The outcomes in Old Cold and Pursuit Capital reaffirm the federal policy of finality in sale orders, and parties that seek to challenge a bankruptcy court sale should seek to stay the sale order to preserve appellate rights. However, the issuance of two circuit-level opinions on the subject suggests that the policy will continue to be tested and that buyers are never fully insulated from extensive litigation until the appeal period expires. In both cases, the bankruptcy court determined that the buyers were good-faith purchasers and approved the sales. The appealing parties did not obtain or even seek a stay of the sale orders. Instead, after the sales closed, appeals were filed challenging, among other things, the “good faith” findings. In each case, the appeals proceeded for more than two years. In the end, both courts ruled that the appeals were statutorily moot because the good-faith determinations were affirmed — but only after the prevailing parties had spent time, money and effort to confirm longstanding precedent or overcome conclusory or unpersuasive attacks on the good-faith purchaser’s determinations.

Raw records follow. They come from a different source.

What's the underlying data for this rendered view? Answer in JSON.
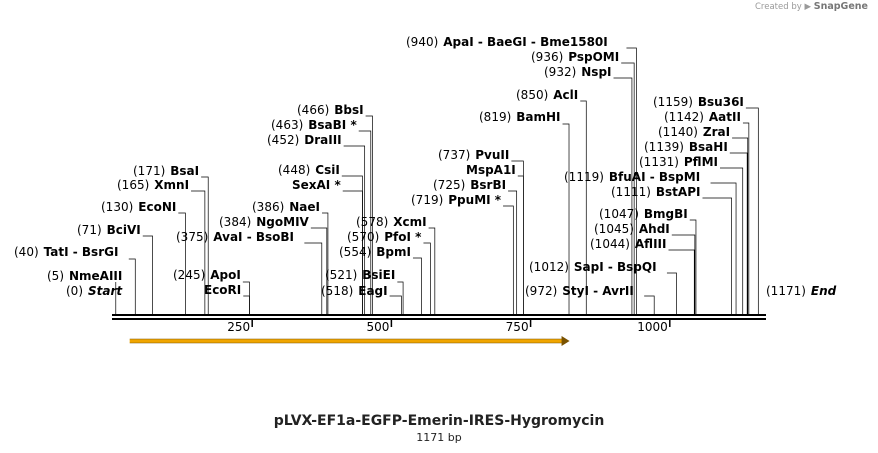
{
  "credit": {
    "prefix": "Created by",
    "brand": "SnapGene"
  },
  "plasmid": {
    "name": "pLVX-EF1a-EGFP-Emerin-IRES-Hygromycin",
    "length_label": "1171 bp"
  },
  "map": {
    "length": 1171,
    "ticks": [
      {
        "value": 250,
        "label": "250"
      },
      {
        "value": 500,
        "label": "500"
      },
      {
        "value": 750,
        "label": "750"
      },
      {
        "value": 1000,
        "label": "1000"
      }
    ],
    "feature": {
      "start": 30,
      "end": 820,
      "color": "#f0a500",
      "direction": "forward"
    },
    "labels": [
      {
        "pos": 0,
        "p": "(0)",
        "n": "Start",
        "style": "em"
      },
      {
        "pos": 5,
        "p": "(5)",
        "n": "NmeAIII"
      },
      {
        "pos": 40,
        "p": "(40)",
        "n": "TatI  -  BsrGI"
      },
      {
        "pos": 71,
        "p": "(71)",
        "n": "BciVI"
      },
      {
        "pos": 130,
        "p": "(130)",
        "n": "EcoNI"
      },
      {
        "pos": 165,
        "p": "(165)",
        "n": "XmnI"
      },
      {
        "pos": 171,
        "p": "(171)",
        "n": "BsaI"
      },
      {
        "pos": 245,
        "p": "(245)",
        "n": "ApoI"
      },
      {
        "pos": 245,
        "p": "",
        "n": "EcoRI"
      },
      {
        "pos": 375,
        "p": "(375)",
        "n": "AvaI  -  BsoBI"
      },
      {
        "pos": 384,
        "p": "(384)",
        "n": "NgoMIV"
      },
      {
        "pos": 386,
        "p": "(386)",
        "n": "NaeI"
      },
      {
        "pos": 448,
        "p": "(448)",
        "n": "CsiI"
      },
      {
        "pos": 448,
        "p": "",
        "n": "SexAI *"
      },
      {
        "pos": 452,
        "p": "(452)",
        "n": "DraIII"
      },
      {
        "pos": 463,
        "p": "(463)",
        "n": "BsaBI *"
      },
      {
        "pos": 466,
        "p": "(466)",
        "n": "BbsI"
      },
      {
        "pos": 518,
        "p": "(518)",
        "n": "EagI"
      },
      {
        "pos": 521,
        "p": "(521)",
        "n": "BsiEI"
      },
      {
        "pos": 554,
        "p": "(554)",
        "n": "BpmI"
      },
      {
        "pos": 570,
        "p": "(570)",
        "n": "PfoI *"
      },
      {
        "pos": 578,
        "p": "(578)",
        "n": "XcmI"
      },
      {
        "pos": 719,
        "p": "(719)",
        "n": "PpuMI *"
      },
      {
        "pos": 725,
        "p": "(725)",
        "n": "BsrBI"
      },
      {
        "pos": 737,
        "p": "",
        "n": "MspA1I"
      },
      {
        "pos": 737,
        "p": "(737)",
        "n": "PvuII"
      },
      {
        "pos": 819,
        "p": "(819)",
        "n": "BamHI"
      },
      {
        "pos": 850,
        "p": "(850)",
        "n": "AclI"
      },
      {
        "pos": 932,
        "p": "(932)",
        "n": "NspI"
      },
      {
        "pos": 936,
        "p": "(936)",
        "n": "PspOMI"
      },
      {
        "pos": 940,
        "p": "(940)",
        "n": "ApaI  -  BaeGI  -  Bme1580I"
      },
      {
        "pos": 972,
        "p": "(972)",
        "n": "StyI  -  AvrII"
      },
      {
        "pos": 1012,
        "p": "(1012)",
        "n": "SapI  -  BspQI"
      },
      {
        "pos": 1044,
        "p": "(1044)",
        "n": "AflIII"
      },
      {
        "pos": 1045,
        "p": "(1045)",
        "n": "AhdI"
      },
      {
        "pos": 1047,
        "p": "(1047)",
        "n": "BmgBI"
      },
      {
        "pos": 1111,
        "p": "(1111)",
        "n": "BstAPI"
      },
      {
        "pos": 1119,
        "p": "(1119)",
        "n": "BfuAI  -  BspMI"
      },
      {
        "pos": 1131,
        "p": "(1131)",
        "n": "PflMI"
      },
      {
        "pos": 1139,
        "p": "(1139)",
        "n": "BsaHI"
      },
      {
        "pos": 1140,
        "p": "(1140)",
        "n": "ZraI"
      },
      {
        "pos": 1142,
        "p": "(1142)",
        "n": "AatII"
      },
      {
        "pos": 1159,
        "p": "(1159)",
        "n": "Bsu36I"
      },
      {
        "pos": 1171,
        "p": "(1171)",
        "n": "End",
        "style": "em"
      }
    ]
  }
}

Absent finality, in a § 363 sale the price of the debtor’s assets may be reduced if the purchaser is not guaranteed ownership of those assets upon the closing of the sale. Specifically, the risk of subsequent and protracted litigation will be factored into the purchase price that bidders are willing to pay for the subject assets. This “chilling” effect on buyers may result in a loss of what is currently the primary reason why potential new buyers are attracted to § 363 auctions in the first place.[11]
[1] Anheuser-Busch Inc. v. Miller (In re Stadium Mgmt. Corp.), 895 F.2d 845, 847 (1st Cir. 1990).
[2] Id. at 847 (citing Tri-Cran Inc. v. Fallon (In re Tri-Cran Inc.), 98 B.R. 609, 617 (Bankr. D. Mass. 1989) (citations omitted).
[3] Hazelbaker v. Hope Gas Inc. (In re Rare Earth Minerals), 445 F.3d 359, 363 (4th Cir. 2006).
[4] Mission Prod. Holdings Inc. v. Old Cold LLC, 879 F.3d 376 (1st Cir. 2018).
[5] Old Cold, 879 F.3d at 388.
[6] Pursuit Capital Management Fund 1 v. Burtch (In re Pursuit Capital Management LLC), 874 F.3d 124 (3d Cir. 2017).
[7] Pursuit Capital, 874 F.3d at 127.
[8] Id. at 135 (citing Krebs Chrysler-Plymouth v. Valley Motors, 141 F.3d 490, 499 (3d Cir. 1998)).
[9] Pursuit Capital, 874 F.3d at 135.
[10] In re Westpoint Stevens Inc., 600 F.3d 231, 249 (2d Cir. 2010) (citing Krebs, 141 F.3d at 499).
[11] A more detailed discussion of these cases and their impact on § 363 sales can be found in the April issue of the ABI Journal.